We next evaluated if cell-type-specific signatures of PBMC subpopulations are enriched in the COVID-19-specific proteome. None of the individual cell types were enriched; however, a myeloid signature (monocytes and neutrophils) was indeed upregulated in individuals with COVID-19 (Extended Data Fig. 8). To further investigate cell-type specificities, we extracted tissue-specific transcriptional signatures from the Genotype-Tissue Expression (GTEx) database (Fig. 7a; see Methods for details and Supplementary Table 11 for list of genes) and evaluated these signatures against the proteomic data ranked by the comparisons of CV versus NCV groups or by aging comparison (A versus E cohorts; Fig. 7b). Individuals with COVID-19 had a pronounced increase in liver-specific proteins accompanied by a significant decrease of muscle-specific proteins. These tissue-associated changes were unique to the COVID-19 cohort and did not vary with age. Instead, artery/aorta-specific proteins were highly upregulated with age (Fig. 7b).

Fig. 7: COVID-19 plasma protein signatures are linked to hepatocytes and skeletal muscle secretomes.

Cohorts: A, n = 42; B, n = 27; C, n = 18; D, n = 29; E, n = 34; NCV, n = 27; CV_moderate, n = 18; CV_severe, n = 21; CV_deceased, n = 14. a, Outline of GTEx-based analysis of SomaScan data. b, Enrichment of GTEx-derived tissue signatures in NCV versus CV and cohort A versus E comparisons, performed using fgsea R package. P values are one-sided. c, UMAP of liver atlas cells (GSE124395) with outlined cell types (left) and with the mean expression of 54 liver-related genes from GTEx, upregulated in the CV group (right). d, Heat map of normalized gene expression for 54 liver-related genes from GTEx, upregulated in CV group, for each condition. e, Box plot with the scaled expression of selected liver-related genes, upregulated in COVID-19, across CV/NCV cohorts. f, UMAP of human aortic cells (GSE155468) with outlined cell types (left) and mean expression of artery/aorta-related genes from GTEx, upregulated in cohorts E versus A. g, Heat map of normalized gene expression for artery/aorta-related genes from GTEx, upregulated in cohorts E versus A, for each condition. h, Box plot with the scaled expression of selected artery/aorta-related genes, upregulated in cohort E versus A, across A–E cohorts. In e and h, the lower and upper hinges of all box plots represent the 25th and 75th percentiles. Horizontal bars show the median value. Whiskers extend to the values that are no further than 1.5 times the IQR from either the upper or the lower hinge. DC, dendritic cell; NS, not significant.

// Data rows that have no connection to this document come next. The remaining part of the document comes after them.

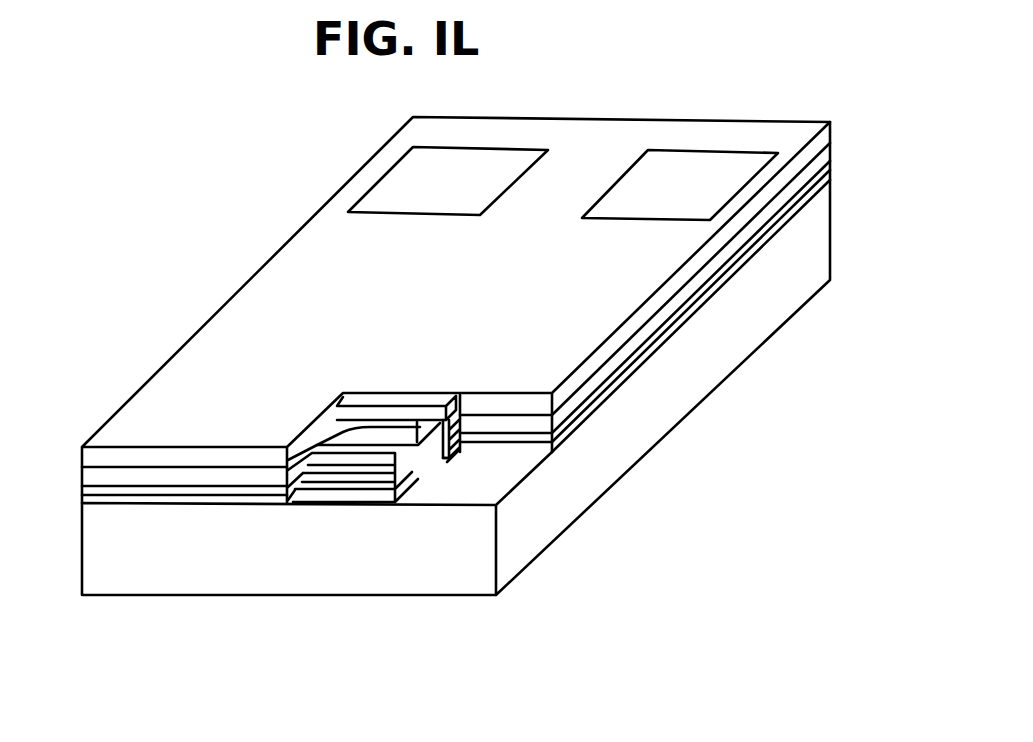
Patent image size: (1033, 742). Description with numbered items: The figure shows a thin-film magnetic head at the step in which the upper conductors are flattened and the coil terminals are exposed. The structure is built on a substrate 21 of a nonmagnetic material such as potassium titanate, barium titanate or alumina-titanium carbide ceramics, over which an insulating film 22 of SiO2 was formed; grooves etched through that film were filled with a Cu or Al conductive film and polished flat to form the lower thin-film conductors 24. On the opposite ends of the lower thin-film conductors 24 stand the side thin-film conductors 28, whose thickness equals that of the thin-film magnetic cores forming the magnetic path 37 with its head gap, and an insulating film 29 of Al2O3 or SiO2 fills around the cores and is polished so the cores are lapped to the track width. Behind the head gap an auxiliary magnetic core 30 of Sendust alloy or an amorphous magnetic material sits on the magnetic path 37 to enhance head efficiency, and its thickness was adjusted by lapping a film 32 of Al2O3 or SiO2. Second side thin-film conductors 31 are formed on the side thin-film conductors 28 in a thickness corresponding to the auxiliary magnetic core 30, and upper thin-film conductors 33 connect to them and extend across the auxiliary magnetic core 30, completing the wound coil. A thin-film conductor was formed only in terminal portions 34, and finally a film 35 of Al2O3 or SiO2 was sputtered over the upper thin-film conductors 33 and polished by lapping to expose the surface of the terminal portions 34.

The substrate 21 is at (680, 398).
The insulating film 22 is at (87, 498).
The insulating film 29 is at (87, 487).
The film 32 is at (90, 470).
The film 35 is at (127, 413).
The terminal portions 34 is at (415, 175).
The upper thin-film conductors 33 is at (417, 410).
The second side thin-film conductors 31 is at (455, 428).
The magnetic path 37 is at (365, 460).
The auxiliary magnetic core 30 is at (388, 432).
The side thin-film conductors 28 is at (460, 452).
The lower thin-film conductors 24 is at (447, 462).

Given the distinct enrichment of these tissues, we mined public scRNA-seq data for the liver58 and aorta59 to understand if any specific cell type is driving these signatures. When projecting 54 liver-specific genes enriched in the comparison of CV and NCV groups, we observed a very strong specificity to hepatocytes (Fig. 7c–e), indicating an important role in regulating plasma protein level alterations in COVID-19 infection. The artery/aorta-specific signature enriched in aging also demonstrated cell-type-specific enrichment in smooth muscle cells (Fig. 7f–h).